Researchers said the monumental rock art was found south of the Nefud desert of northern Saudi Arabia at locales spanning a distance of about 20 miles (30 km) in mountainous terrain.
About 60 rock art panels bear more than 130 images of animals – primarily camels, but also ibex, gazelles, wild donkeys and an aurochs, a bovine thought to be the wild ancestor of modern domestic cattle. Some of the camel engravings were more than 7 feet (2 meters) tall and 8-1/2 feet (2.6 meters) long.
While many of the images were situated on boulders within easy reach of the ground, some were crafted on towering cliffs including one that was about 128 feet (39 meters) off the ground and was engraved with 19 camels and three donkeys.
“The engravers would have had to stand on a ledge directly in front of the cliff,” said archaeologist and rock art researcher Maria Guagnin of the University of Sydney and the Max Planck Institute of Geoanthropology in Germany, lead author of the study published in the journal Nature Communications.
“It would have been extremely dangerous to make these engravings as the ledge is very narrow and slopes downwards. Standing on this ledge, the engravers would also not have been able to see the whole image they were creating.
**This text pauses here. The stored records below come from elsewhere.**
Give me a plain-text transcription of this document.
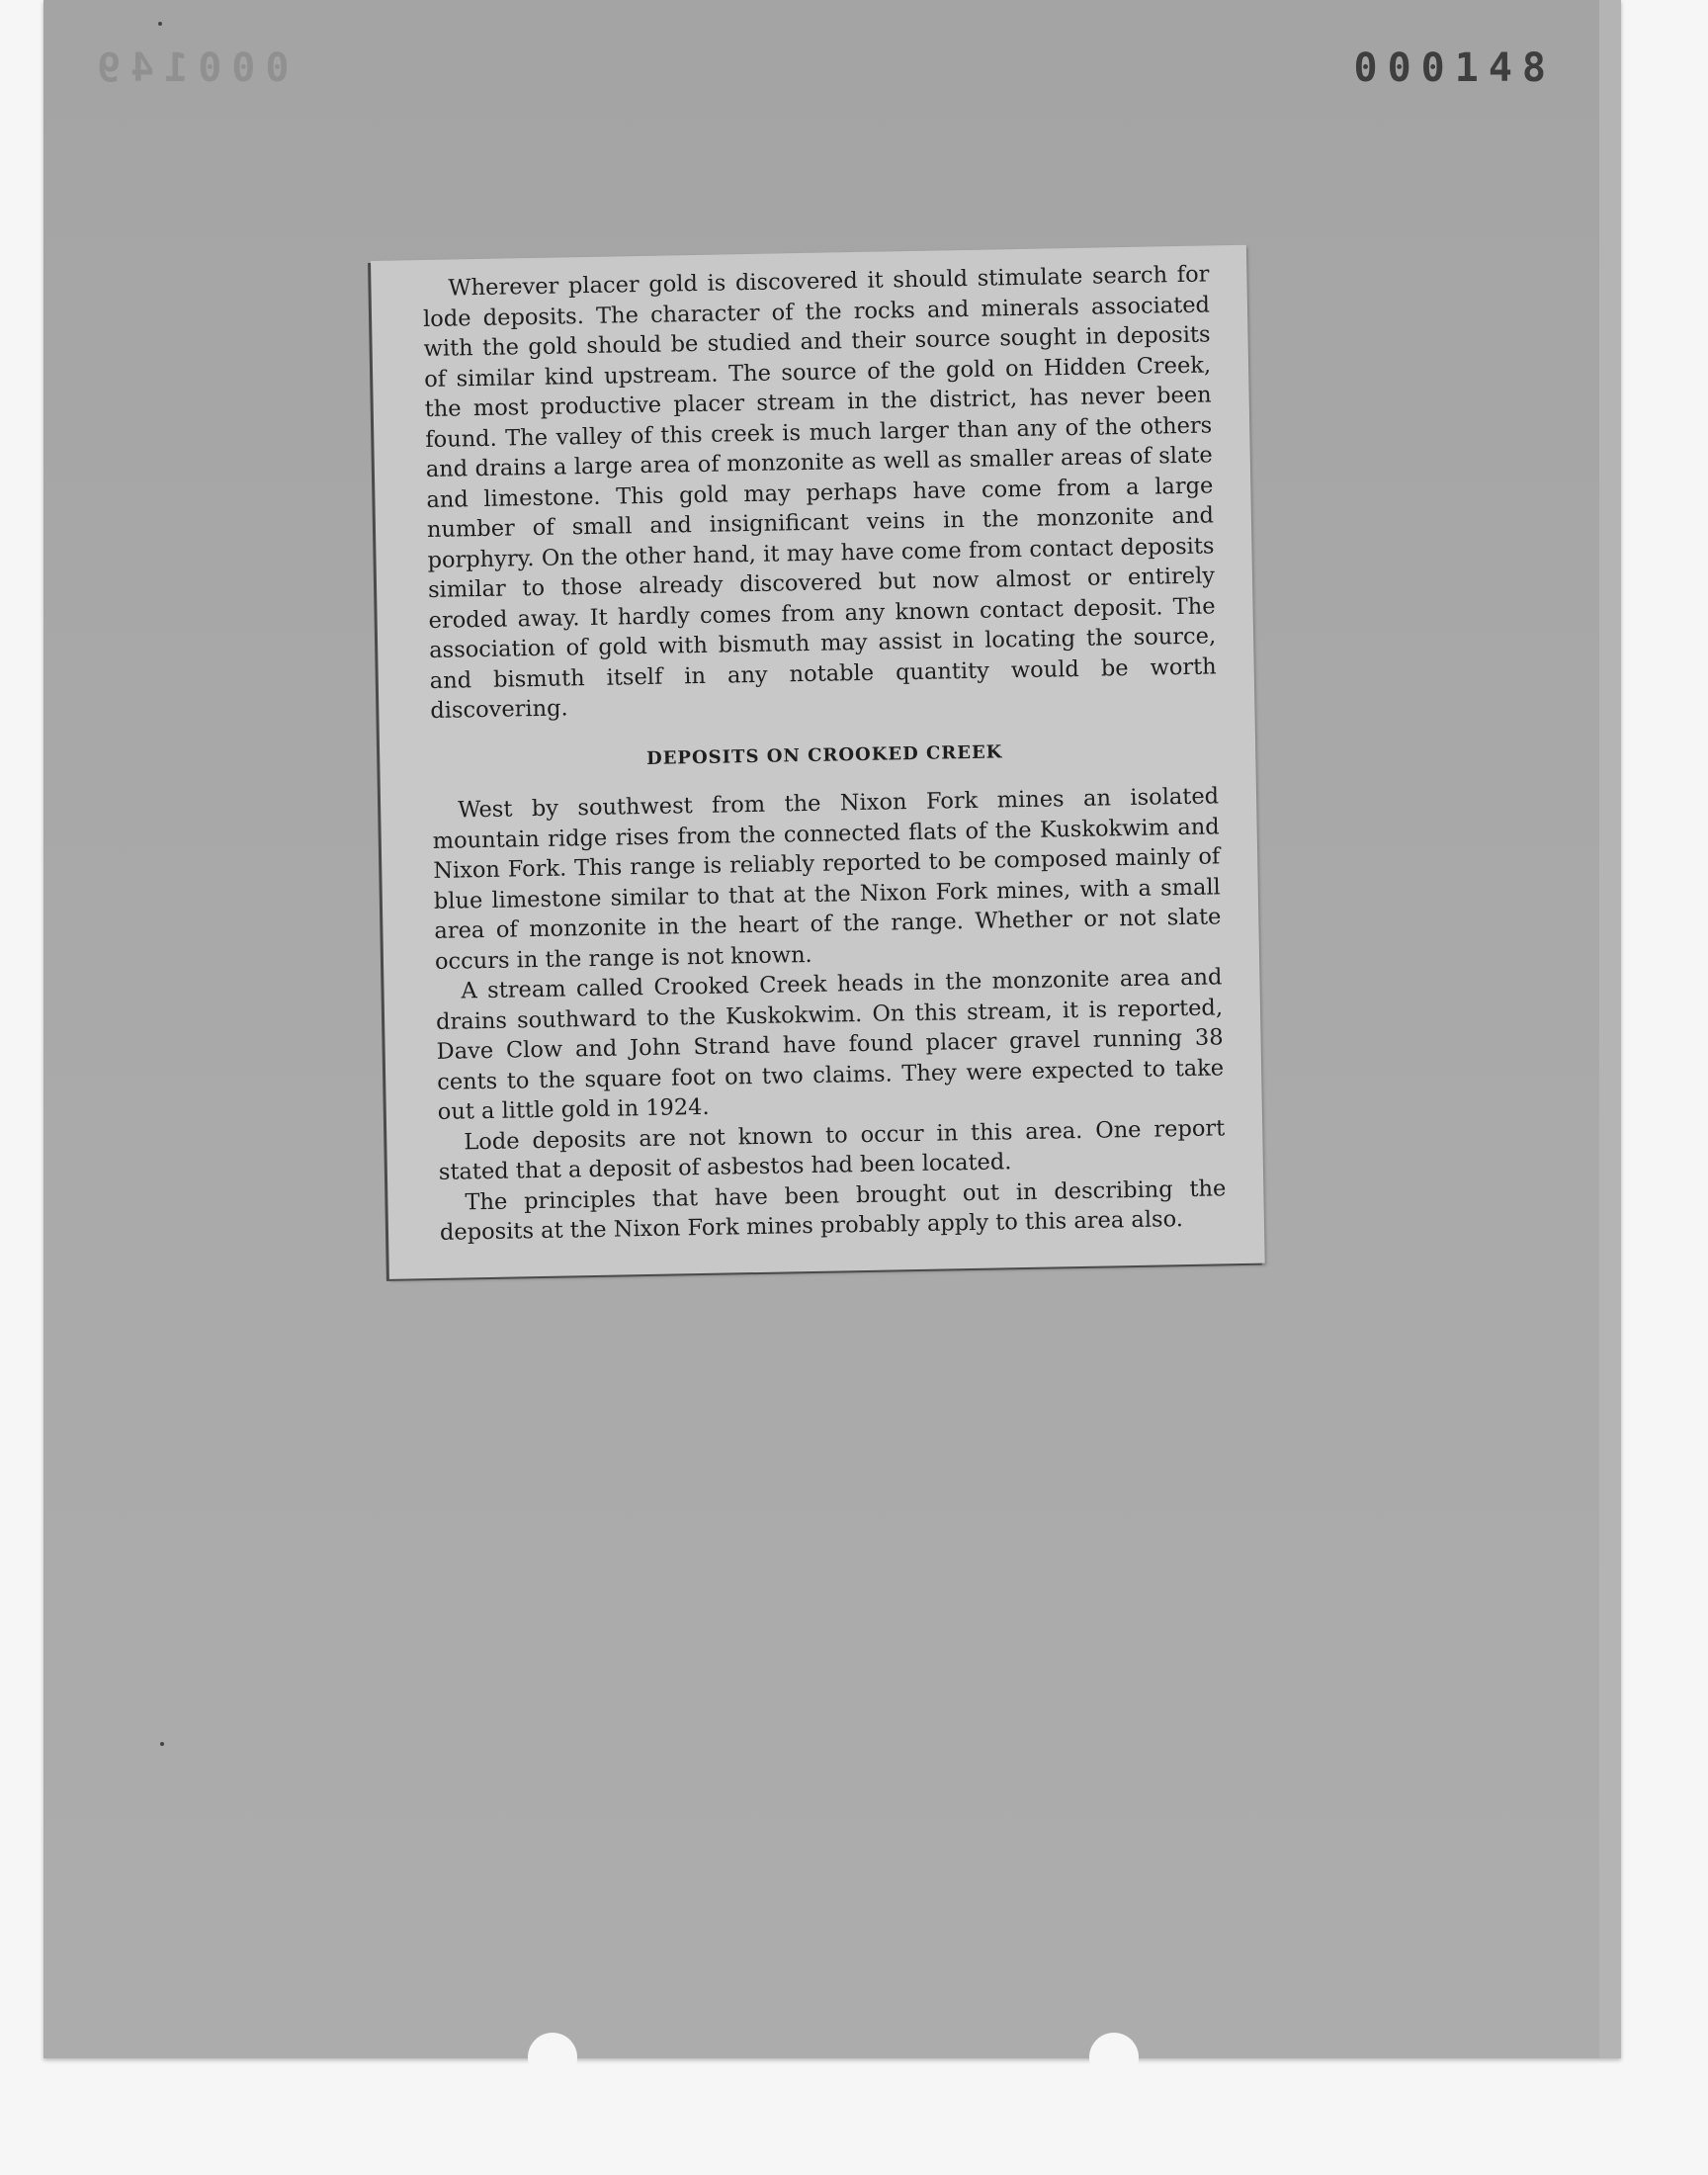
000149	000148

Wherever placer gold is discovered it should stimulate search for lode deposits. The character of the rocks and minerals associated with the gold should be studied and their source sought in deposits of similar kind upstream. The source of the gold on Hidden Creek, the most productive placer stream in the district, has never been found. The valley of this creek is much larger than any of the others and drains a large area of monzonite as well as smaller areas of slate and limestone. This gold may perhaps have come from a large number of small and insignificant veins in the monzonite and porphyry. On the other hand, it may have come from contact deposits similar to those already discovered but now almost or entirely eroded away. It hardly comes from any known contact deposit. The association of gold with bismuth may assist in locating the source, and bismuth itself in any notable quantity would be worth discovering.

DEPOSITS ON CROOKED CREEK

West by southwest from the Nixon Fork mines an isolated mountain ridge rises from the connected flats of the Kuskokwim and Nixon Fork. This range is reliably reported to be composed mainly of blue limestone similar to that at the Nixon Fork mines, with a small area of monzonite in the heart of the range. Whether or not slate occurs in the range is not known.

A stream called Crooked Creek heads in the monzonite area and drains southward to the Kuskokwim. On this stream, it is reported, Dave Clow and John Strand have found placer gravel running 38 cents to the square foot on two claims. They were expected to take out a little gold in 1924.

Lode deposits are not known to occur in this area. One report stated that a deposit of asbestos had been located.

The principles that have been brought out in describing the deposits at the Nixon Fork mines probably apply to this area also.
But they had the skill to still produce a naturalistic representation,” Guagnin added.
The researchers said the rock art marked the location of transient water sources on the harsh desert landscape.
“These ancient communities survived in the desert by moving between seasonal lakes, and they marked these water sources, and the paths leading to them, with monumental rock art,” Guagnin said.
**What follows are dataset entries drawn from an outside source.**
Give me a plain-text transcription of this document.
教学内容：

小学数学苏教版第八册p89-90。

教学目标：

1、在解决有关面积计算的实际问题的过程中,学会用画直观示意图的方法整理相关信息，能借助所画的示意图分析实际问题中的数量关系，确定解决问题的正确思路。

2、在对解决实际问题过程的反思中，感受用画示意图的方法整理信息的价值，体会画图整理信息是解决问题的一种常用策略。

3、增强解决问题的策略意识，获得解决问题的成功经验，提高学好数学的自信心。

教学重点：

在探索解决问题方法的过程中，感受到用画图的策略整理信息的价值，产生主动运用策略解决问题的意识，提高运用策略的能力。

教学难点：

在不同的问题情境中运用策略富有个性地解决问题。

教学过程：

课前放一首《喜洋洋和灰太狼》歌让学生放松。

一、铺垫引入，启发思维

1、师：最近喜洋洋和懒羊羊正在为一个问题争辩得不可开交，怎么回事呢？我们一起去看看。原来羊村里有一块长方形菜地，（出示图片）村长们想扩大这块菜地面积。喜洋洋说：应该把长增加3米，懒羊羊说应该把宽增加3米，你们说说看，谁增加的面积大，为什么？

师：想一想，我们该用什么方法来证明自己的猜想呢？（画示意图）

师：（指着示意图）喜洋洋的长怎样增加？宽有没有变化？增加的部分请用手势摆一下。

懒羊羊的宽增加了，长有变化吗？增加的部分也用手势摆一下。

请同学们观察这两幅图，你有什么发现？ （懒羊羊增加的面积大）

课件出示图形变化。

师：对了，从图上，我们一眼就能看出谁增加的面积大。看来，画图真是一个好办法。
The researchers used a technique called luminescence dating on simple stone tools they discovered that were used to make the rock art in order to determine that the engravings were made between 12,800 and 11,400 years ago.
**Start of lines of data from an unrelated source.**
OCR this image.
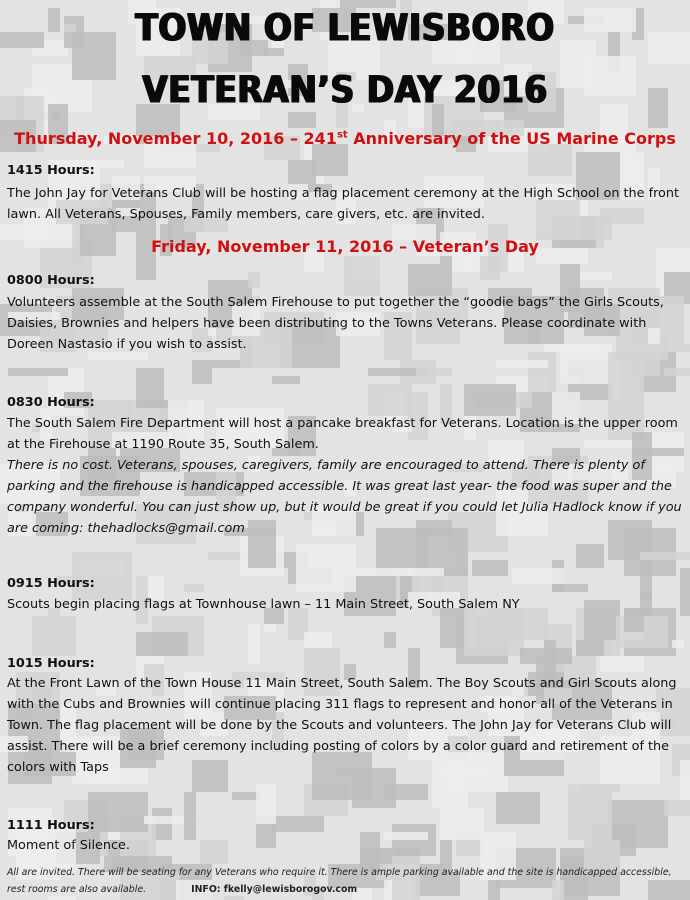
TOWN OF LEWISBORO
VETERAN’S DAY 2016
Thursday, November 10, 2016 – 241st Anniversary of the US Marine Corps
1415 Hours:

The John Jay for Veterans Club will be hosting a flag placement ceremony at the High School on the front lawn. All Veterans, Spouses, Family members, care givers, etc. are invited.

Friday, November 11, 2016 – Veteran’s Day
0800 Hours:

Volunteers assemble at the South Salem Firehouse to put together the “goodie bags” the Girls Scouts, Daisies, Brownies and helpers have been distributing to the Towns Veterans. Please coordinate with Doreen Nastasio if you wish to assist.

0830 Hours:

The South Salem Fire Department will host a pancake breakfast for Veterans. Location is the upper room at the Firehouse at 1190 Route 35, South Salem.

There is no cost. Veterans, spouses, caregivers, family are encouraged to attend. There is plenty of parking and the firehouse is handicapped accessible. It was great last year- the food was super and the company wonderful. You can just show up, but it would be great if you could let Julia Hadlock know if you are coming: thehadlocks@gmail.com

0915 Hours:

Scouts begin placing flags at Townhouse lawn – 11 Main Street, South Salem NY

1015 Hours:

At the Front Lawn of the Town House 11 Main Street, South Salem. The Boy Scouts and Girl Scouts along with the Cubs and Brownies will continue placing 311 flags to represent and honor all of the Veterans in Town. The flag placement will be done by the Scouts and volunteers. The John Jay for Veterans Club will assist. There will be a brief ceremony including posting of colors by a color guard and retirement of the colors with Taps

1111 Hours:

Moment of Silence.

All are invited. There will be seating for any Veterans who require it. There is ample parking available and the site is handicapped accessible, rest rooms are also available.	INFO: fkelly@lewisborogov.com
“The findings show that communities were able to become fully established in desert environments much earlier than previously thought,” Guagnin said. “They must have known the landscape incredibly well.”
“Most of the camels show male camels in rut, identifiable by the straining neck muscles as they make a rumbling noise during the mating season – which is normally during the wet season. So the rock art links to the rainy season and marks locations where water pools,” Guagnin added.
There also is evidence that these people added to the rock art for two to three millennia, Guagnin said.
The researchers do not know if the art originally was colorfully decorated with paint.
“The engravings are exposed to the elements, and if they were once painted the pigment would have washed off long ago,” Guagnin said.
During the height of the last Ice Age some 20,000 to 25,000 years ago, Arabia was so arid that there was no known human habitation. But about 15,000 years ago a period of higher rainfall began, forming some wetlands and ponds in a desert environment that was getting a bit greener. The rock art reveals the timing of the hunter-gatherers who subsequently inhabited the region, the researchers said.
“This story resonates today in that these people show remarkable abilities to expand, cope and survive in marginal landscapes,” said anthropologist and study co-author Michael Petraglia, director of the Australian Research Centre for Human Evolution at Griffith University.
Some artifacts recovered in the excavations resemble those found in the broader region, suggesting a degree of interaction between these hunter-gatherers and other peoples. But the monumental rock art is unlike anything else known in the broader region.
“These communities had contact with neighboring groups in the Levant over 400 km (250 miles) away, but they also had their own identity,” Guagnin said. “They clearly marked water sources with rock art, but we can’t be sure if that marks access rights, or perhaps also expresses a wish for the water to return in the next season. Perhaps there were multiple reasons. From the sheer effort that was required, we can tell this rock art was very important to them.”